Me senté sobre una piedra. Alrededor se extendía el campo con aislados bosquecillos de cipreses. El aire perfumado me inspiró el recuerdo de otros versículos porque la poesía viril de los Salmos exalta los bienes de la Creación. Si sangro mucho -me dije- podré recurrir a la ligadura. La circuncisión fue practicada por Abraham cuando era anciano, casi. Fue practicada por tantas generaciones y no hubo problemas. ¿Me atrevería a realizarla yo mismo en mi propio cuerpo? Ordené los pasos técnicos como si la tuviese que llevar a cabo en otra persona: calculé el tiempo que insumiría la sección del prepucio, cortar el frenillo y liberar el glande de los restos membranosos.

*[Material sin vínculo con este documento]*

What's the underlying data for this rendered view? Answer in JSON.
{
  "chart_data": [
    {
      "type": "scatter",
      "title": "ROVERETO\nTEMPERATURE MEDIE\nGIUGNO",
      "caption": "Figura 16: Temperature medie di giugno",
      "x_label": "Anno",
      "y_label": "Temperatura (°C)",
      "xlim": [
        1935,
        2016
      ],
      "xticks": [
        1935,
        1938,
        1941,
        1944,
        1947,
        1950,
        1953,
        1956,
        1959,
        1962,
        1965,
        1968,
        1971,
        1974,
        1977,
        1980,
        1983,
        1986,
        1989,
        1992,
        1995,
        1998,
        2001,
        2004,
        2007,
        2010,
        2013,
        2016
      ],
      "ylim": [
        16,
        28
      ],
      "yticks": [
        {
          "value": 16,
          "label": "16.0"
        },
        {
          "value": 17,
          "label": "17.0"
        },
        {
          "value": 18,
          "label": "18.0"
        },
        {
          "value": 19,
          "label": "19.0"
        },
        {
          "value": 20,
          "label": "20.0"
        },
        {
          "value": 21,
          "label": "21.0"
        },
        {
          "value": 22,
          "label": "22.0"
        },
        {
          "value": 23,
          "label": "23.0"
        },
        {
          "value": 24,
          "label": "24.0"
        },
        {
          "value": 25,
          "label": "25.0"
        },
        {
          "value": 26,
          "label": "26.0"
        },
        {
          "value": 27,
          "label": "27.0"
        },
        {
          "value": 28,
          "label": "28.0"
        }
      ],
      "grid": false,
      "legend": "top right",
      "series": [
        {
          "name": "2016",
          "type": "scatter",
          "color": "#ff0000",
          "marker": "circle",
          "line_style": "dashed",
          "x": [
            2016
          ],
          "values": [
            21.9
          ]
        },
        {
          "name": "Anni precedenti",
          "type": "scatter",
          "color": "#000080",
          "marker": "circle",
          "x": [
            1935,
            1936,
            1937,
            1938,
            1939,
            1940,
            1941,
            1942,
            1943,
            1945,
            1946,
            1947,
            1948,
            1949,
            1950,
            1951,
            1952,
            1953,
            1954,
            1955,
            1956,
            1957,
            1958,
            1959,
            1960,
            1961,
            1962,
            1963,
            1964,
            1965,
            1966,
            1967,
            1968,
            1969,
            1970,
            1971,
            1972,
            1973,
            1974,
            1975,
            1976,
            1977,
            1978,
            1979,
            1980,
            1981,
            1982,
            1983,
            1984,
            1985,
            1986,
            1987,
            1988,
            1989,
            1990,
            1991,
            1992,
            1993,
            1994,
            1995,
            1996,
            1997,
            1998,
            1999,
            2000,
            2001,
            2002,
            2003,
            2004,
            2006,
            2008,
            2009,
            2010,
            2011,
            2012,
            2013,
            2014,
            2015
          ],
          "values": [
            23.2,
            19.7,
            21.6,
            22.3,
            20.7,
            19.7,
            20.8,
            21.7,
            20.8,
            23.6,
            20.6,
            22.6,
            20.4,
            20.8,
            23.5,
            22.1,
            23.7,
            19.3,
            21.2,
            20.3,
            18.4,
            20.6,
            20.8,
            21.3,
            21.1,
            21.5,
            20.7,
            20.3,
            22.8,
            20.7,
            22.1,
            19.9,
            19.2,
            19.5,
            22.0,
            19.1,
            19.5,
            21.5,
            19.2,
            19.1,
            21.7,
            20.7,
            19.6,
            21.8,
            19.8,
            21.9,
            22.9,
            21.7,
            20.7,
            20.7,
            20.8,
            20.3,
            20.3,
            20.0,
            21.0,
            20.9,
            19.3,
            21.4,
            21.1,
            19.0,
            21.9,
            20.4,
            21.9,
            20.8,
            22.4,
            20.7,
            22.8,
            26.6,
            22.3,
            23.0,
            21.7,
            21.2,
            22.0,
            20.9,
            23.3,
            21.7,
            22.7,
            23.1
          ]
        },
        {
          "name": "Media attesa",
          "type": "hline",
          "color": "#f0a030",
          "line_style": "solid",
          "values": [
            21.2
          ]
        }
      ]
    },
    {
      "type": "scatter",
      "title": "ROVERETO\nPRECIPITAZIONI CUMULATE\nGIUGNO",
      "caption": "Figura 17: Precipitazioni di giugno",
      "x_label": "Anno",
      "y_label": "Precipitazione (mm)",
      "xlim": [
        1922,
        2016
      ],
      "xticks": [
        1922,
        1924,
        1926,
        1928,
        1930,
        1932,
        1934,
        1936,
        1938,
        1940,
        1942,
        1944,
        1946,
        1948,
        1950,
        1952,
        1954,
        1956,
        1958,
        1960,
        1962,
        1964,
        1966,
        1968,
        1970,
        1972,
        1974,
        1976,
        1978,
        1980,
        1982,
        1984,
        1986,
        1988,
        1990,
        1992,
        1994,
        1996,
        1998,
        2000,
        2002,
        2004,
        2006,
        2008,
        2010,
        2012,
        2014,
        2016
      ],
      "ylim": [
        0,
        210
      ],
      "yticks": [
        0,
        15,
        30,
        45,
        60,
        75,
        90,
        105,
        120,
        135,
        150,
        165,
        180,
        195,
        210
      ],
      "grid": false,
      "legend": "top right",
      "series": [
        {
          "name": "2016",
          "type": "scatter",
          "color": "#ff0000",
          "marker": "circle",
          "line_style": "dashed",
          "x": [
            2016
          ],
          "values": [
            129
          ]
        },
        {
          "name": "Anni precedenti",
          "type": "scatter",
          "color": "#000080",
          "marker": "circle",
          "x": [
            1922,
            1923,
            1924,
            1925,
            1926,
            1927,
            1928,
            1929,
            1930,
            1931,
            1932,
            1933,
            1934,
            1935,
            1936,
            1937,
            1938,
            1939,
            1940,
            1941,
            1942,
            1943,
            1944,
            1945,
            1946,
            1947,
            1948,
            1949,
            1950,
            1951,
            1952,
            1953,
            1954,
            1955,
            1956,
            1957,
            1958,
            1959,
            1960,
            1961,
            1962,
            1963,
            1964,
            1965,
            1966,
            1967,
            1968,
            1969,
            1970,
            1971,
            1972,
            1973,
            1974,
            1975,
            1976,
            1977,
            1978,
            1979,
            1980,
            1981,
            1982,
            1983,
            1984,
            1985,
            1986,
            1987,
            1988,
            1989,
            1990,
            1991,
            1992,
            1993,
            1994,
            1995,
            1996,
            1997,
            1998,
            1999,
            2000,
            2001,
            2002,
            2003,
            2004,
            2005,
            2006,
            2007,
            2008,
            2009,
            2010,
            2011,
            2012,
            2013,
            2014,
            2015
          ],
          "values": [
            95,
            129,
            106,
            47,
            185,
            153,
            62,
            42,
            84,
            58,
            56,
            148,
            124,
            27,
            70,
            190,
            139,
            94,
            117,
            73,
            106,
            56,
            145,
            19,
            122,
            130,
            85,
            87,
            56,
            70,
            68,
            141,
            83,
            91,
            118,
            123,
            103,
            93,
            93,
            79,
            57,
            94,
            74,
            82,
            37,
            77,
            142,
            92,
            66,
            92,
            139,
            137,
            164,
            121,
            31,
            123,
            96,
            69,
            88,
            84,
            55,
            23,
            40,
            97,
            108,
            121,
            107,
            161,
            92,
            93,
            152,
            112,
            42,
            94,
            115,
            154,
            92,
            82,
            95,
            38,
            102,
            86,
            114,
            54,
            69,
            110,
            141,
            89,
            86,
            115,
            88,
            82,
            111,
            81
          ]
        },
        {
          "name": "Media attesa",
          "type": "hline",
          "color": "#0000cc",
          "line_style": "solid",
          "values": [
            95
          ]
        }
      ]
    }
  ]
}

Después volví a preguntarme si mi juicio funcionaba bien. Los marranos evitan la circuncisión. No obstante ha trascendido que en las cárceles secretas se descubrieron judaizantes circuncidados. El obispo sintetizó su espanto y su desdén con la palabra «circunciso» porque tal vez descubrió algunos en Cartagena. No me sentí disminuido cuando pronunció el insulto porque sonaba a la inversa: un reconocimiento del antiguo pacto con Dios. Quizá me sentí en falta porque no era un circunciso de verdad, quizá me hizo ver como nadie cuál era mi básica carencia. Si me circuncido -proseguí cavilando- pondré en mi cuerpo una marca indeleble. Las hesitaciones futuras tendrán un punto de referencia que no podré obviar. No habrá dudas sobre mi identidad. Tendré el mismo cuerpo que adquirió Abraham y luego fue el de Isaac, Jacob, José, Saúl y David. Me integraré de forma irreversible a la gran familia de mis antepasados. Seré uno de ellos, no uno que dice solamente serio.

El viaje desde el sureño puerto de Valparaíso hasta el Callao es más breve que en sentido inverso porque la corriente submarina que nace en el helado mar Austral empuja las naves hacia el Norte como si soplara continuamente las velas desde popa.

Francisco ha escuchado que llegarán en treinta días. No le sueltan los grilletes ni lo dejan asomarse a cubierta. ¿Temen que huya?, ¿que se arroje a las olas para refugiarse en el vientre de un monstruo marino como el profeta Jonás?.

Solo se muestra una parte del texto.